I have not been able to find an Atlas Classic RS3 in CNW livery and I'm not keen on stripping, painting and decaling one from a different road. Once was enough. Ditto trying to upgrade handrails and grabs myself. So the rationale for the Athearn/Roundhouse shell is get the CNW paint, numbers, and detail already done for me and drop that shell on an existing Kato drive and have it fit. Even better, if it fit over the TCS WOWSound decoder and sugar cube speaker. List price is $140 and I've seen multiple sites selling them for $110.
This is one of the Kato-powered units from Atlas (a gift from a friend who wasn't a model railroader). It was lettered for L&N, so I re-painted it as a CNR loco.
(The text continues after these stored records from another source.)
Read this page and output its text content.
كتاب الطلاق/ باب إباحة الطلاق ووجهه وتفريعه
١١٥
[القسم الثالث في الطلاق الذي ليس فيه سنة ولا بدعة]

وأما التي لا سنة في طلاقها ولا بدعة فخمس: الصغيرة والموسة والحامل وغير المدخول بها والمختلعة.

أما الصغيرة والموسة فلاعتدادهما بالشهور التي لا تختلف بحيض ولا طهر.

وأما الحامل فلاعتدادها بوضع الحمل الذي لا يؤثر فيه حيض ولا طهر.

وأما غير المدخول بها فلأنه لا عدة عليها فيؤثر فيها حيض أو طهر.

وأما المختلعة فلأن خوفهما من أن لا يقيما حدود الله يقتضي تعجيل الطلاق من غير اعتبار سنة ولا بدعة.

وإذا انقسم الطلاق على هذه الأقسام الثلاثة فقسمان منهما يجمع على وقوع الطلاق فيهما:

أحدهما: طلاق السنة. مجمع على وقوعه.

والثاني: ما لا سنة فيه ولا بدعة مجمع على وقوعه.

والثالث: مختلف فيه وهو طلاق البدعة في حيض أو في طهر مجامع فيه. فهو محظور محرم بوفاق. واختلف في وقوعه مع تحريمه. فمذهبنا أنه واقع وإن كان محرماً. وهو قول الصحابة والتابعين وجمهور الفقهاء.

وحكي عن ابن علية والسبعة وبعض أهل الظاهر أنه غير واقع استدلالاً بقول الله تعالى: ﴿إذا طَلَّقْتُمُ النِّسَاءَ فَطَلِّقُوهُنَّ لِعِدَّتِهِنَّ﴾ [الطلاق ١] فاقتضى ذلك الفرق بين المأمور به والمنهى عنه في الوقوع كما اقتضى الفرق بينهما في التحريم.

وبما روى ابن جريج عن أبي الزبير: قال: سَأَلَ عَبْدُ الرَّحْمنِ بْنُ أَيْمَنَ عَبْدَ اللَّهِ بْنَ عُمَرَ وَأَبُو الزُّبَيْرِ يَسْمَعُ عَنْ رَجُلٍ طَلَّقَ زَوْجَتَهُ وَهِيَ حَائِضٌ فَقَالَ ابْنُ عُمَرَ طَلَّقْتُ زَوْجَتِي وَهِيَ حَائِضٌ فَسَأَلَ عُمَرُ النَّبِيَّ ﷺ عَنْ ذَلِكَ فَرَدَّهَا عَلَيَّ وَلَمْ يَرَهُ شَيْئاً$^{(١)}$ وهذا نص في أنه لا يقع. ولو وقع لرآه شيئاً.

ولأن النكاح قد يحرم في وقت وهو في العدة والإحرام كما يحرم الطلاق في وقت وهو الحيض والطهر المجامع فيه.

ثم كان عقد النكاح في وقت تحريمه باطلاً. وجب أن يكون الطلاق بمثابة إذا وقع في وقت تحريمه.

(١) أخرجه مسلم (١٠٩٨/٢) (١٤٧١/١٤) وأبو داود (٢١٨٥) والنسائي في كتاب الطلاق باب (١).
I removed the Delrin handrails from the side walkways, but kept the stanchions, which were drilled-out to accept new handrails bent from piano wire. I also replaced the moulded-on grabirons and added a few details. At the time, I didn't think that I could do a credible job on the end handrails, though, so left them as-is....
It later went to another friend.
I bought this one, used, from a nearby hobbyshop. It's the Kato-powered version of an RS-1, and was purchased for another friend who wanted it re-painted and re-lettered for his freelanced road. When I was done with my part of the job, I mailed it to him, and he sent it to another friend for installation of DCC.
Here's the loco before it was sent to the friend who first wanted it. All of the handrails (ends too) have been replaced with ones formed from piano wire...
Several years later, that friend left the hobby, but offered some of his stuff for sale. I got some Jordan vehicles out of the deal, and my friend who got the RS-3 bought the RS-1. Like me, his layout is DC, so I removed the decoder and fixed up the loco where required.The RS-1 is one of my favourite early diesels, and I was very tempted to keep it, but it's too modern for my layout.
Wayne
I have to find my spare Athearn shell - for some reason I think it might be CNW! Actually, I have the whole loco, I just put my Reading shell on the CNW chassis which ran fine out of the box, the chassis that came with my Reading shell needs some fine wires installed to completely bypass Athearn's pickup system, and/or the plastic piece in the truck shaved down a bit so the bushings can touch the metal part.
It's either CNW or KCS, not sure. Have to dig it out from wherever it is hiding currently.
I own two Atlas Classic HO RS3s in the black boxes. They are the smoothest runners in my roster of smoothies because they are the only engines that coast on after a fast throttle shutoff--try it for yourselves. Amazing little beasties they are.
My two are the gorgeous red and black Rock Island, and the Utah belt with its unique southwest colors. I used to be head over heels for the old run Lehigh and Hudson River, an enchanting green with the electric spark logo. Lost a bid on one for $80 years ago. Now if you can find one at all, the price is celestial. Happy staring at photos of it...
Beautiful job on the wire railings. I'd never get the curves right. Do you recall what diameter wire you used?
alcors350 Beautiful job on the wire railings. I'd never get the curves right. Do you recall what diameter wire you used?
The Stewart Baldwin switchers will also coast forever on DC when you cut the power. Long enough to experiemtn with shorting the track to brake them, and the spinning motor generates enough current to keep the headlight lit while it coasts, too.
Amazing runners, and nearly dead silent, even at full throttle. Canon motors and some very well made gears.